In this new paper, we present the result of a 5 year of effort to study the global population structure and behaviour of a small island population of 40 adult sicklefin lemon sharks frequently visiting a provisioning site in Moorea (French Polynesia).
Mourier J, Buray N, Schultz JK, Clua E, Planes S (2013) Genetic Network and Breeding Patterns of a Sicklefin Lemon Shark (Negaprion acutidens) Population in the Society Islands, French Polynesia. PLoS ONE 8(8): e73899. Link
In a first step, we used natural marks on sicklefin lemon shark’s homogeneous body combined with size and sex to identify each individual, describe the population structure and quantify their degree of residency and attachment to the provisioning site by monitoring their occurrence during more than 1000 dives. We then investigated the seasonal individual changes in their visitation patterns as well as the long-term changes in their degree of attachment. We found that the population was composed of different behavioural groups including resident and non-resident sharks. While residents tend to disappear during the mating period, non-residents make some visits during this period. Some residents also appear to increase their degree of attachment to the site along the 5 years of the study.
This increased attachment to the provisioning site led us some interrogation regarding the potential consequences in term of population dynamics and vulnerability for such a small population. As the tourism activity did not appear to modify the “in and out” of males and females from the site for reproduction, and consequently their potential migrations, the next step was to investigate the reproductive biology and population turnover of such poorly known species. We therefore chose to use molecular tools to investigate both the genetic structure of the adult population and its reproduction and recruitment. We therefore started to collect DNA samples from all possible identified sharks. We then explored the island to find potential nursery areas that could offer protection to elusive juvenile sicklefin lemon sharks. We consequently discovered 4 nurseries in Moorea and 3 in the nearby atoll of Tetiaroa. Cohorts of juvenile sharks were therefore caught between 2007 and 2010 in order to get a precious DNA sample.
DNA was sampled on adult lemon sharks using a remote biopsy tip mounted on a speargun as shown in the video below (Note that no sharks were injured during the sampling, they simply came back few minutes after):
We first reconstructed the genetic relationships among adult individuals and created the genetic network which illustrated that all individuals of Moorea and Bora Bora islands, except one, are interconnected at least through one first order genetic relationship. This result highlights that the population is likely relatively small in the region and that sharks migrate across several islands.

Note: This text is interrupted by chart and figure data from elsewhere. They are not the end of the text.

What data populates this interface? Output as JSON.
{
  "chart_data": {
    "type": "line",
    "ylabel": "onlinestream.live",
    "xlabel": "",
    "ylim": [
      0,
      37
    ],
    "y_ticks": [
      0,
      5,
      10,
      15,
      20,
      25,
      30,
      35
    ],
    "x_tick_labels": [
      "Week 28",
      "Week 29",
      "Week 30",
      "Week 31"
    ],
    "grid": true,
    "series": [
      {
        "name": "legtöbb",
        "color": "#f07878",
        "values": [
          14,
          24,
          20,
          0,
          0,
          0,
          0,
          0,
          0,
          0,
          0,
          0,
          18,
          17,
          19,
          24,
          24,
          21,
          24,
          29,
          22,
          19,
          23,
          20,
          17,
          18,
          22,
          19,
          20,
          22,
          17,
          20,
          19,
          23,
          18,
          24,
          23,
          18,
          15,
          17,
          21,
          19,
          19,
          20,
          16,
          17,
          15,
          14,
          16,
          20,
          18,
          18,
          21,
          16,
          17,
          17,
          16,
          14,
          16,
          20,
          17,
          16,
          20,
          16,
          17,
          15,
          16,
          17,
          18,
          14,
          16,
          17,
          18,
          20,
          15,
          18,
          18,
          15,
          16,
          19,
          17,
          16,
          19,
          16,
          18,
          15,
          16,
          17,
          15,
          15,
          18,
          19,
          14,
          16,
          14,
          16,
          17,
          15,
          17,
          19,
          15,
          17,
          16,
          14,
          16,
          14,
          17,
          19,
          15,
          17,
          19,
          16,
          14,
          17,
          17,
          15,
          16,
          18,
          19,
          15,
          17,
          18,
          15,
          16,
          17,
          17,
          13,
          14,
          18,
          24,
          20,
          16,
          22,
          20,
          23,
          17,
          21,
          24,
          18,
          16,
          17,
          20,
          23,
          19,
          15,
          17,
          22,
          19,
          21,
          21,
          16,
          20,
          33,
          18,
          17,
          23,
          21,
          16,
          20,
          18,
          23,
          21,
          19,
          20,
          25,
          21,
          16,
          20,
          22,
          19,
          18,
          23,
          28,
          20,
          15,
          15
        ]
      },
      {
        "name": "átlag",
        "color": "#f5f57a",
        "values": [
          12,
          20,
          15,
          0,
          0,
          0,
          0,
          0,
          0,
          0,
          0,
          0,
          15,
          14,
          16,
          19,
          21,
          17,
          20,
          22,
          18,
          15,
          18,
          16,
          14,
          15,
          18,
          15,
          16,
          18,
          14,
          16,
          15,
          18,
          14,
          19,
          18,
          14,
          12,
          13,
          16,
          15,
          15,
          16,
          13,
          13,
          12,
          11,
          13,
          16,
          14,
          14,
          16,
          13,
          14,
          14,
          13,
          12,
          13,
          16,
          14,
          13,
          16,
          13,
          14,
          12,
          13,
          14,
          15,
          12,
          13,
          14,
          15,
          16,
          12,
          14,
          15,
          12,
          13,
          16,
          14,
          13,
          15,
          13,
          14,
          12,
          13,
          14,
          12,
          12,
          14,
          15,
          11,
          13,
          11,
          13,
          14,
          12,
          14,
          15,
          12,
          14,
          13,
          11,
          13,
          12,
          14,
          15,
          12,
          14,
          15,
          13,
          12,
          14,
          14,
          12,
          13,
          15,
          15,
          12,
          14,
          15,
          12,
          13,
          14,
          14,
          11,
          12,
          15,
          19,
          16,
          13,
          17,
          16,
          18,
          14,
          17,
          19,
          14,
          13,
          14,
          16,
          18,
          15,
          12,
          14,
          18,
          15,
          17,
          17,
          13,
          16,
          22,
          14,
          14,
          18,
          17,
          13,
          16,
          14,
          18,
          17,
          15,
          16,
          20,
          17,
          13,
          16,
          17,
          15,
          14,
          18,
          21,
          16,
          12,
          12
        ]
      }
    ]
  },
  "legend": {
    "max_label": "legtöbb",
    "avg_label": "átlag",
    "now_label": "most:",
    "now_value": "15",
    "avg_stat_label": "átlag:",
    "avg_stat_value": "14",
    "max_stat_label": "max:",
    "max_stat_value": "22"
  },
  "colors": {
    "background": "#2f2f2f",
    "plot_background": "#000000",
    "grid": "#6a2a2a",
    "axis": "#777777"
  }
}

Figure 1: Genetic network of the sicklefin lemon shark population from Moorea and Bora Bora. (A) Map of the study location. (B) The genetic network of adult lemon sharks. Each individual is indicated by a node labelled by shark ID. Circles and squares indicate females and males respectively and symbol size is indicative of the body length of the shark. Node colour corresponds to the three defined residency groups. Dyads sharing a first-order genetic relationship are connected by a line, with line thickness indicating the strength of the genetic relationship (proportional to R values). (C) Genetic degree (number of first-order genetic relationships an individual has) distribution within the population.
We then questioned what the reproductive cycle of this species was. We first monitored the gestation and mating scars of sharks in order to define the mating season as well as the parturition. Male behaviour was also monitored.
Figure 2. Inference of reproductive cycle from underwater surveys. (A–D) A two-year reproductive cycle as displayed by female F11 which was pregnant in 2007 (A), then entered in a resting period (B) and mated in 2008 as shown by dermal bite wounds on its flanks (C), and was pregnant again in 2009 (D). (E–F) Female F01 is pregnant in 2008 (E) and is followed by males M10 and M31 in a courtship behavior just after parturition in 2008 (F).
Finally, we investigated where the pregnant females we observed gave birth by looking for their progeny in Moorea or Tetiaroa.
For this, we used parentage analysis by assigning juvenile genotypes back to their parents we sampled in the adult population such as it was also done in its sister species by the Bimini Biological Field Station’s scientists. Except that in our case we mostly assign parentage instead of genetically reconstructing the genotypes of the parents because we have access to the adult stock which is a challenging task as it is necessary to have the DNA of most of juveniles and adults. It resulted in the conclusions that most females showed reproductive philopatry, i.e. they come back to the same nursery for parturition. Females mostly followed a two year reproductive cycle (biennial) as its sister species, although there were some exceptions with females giving birth on two consecutive years (such as F01 in Figure 2). It was also demonstrated multiple paternity in sicklefin lemon sharks as found in most other Carcharhinid species. Finally, while this species developed a clear inbreeding avoidance strategy involving dispersal and migration, we found a low genetic variability and relatively high level of inbreeding compared to other shark studies, which could be due to the low population size and isolation of lemon sharks in islands of French Polynesia.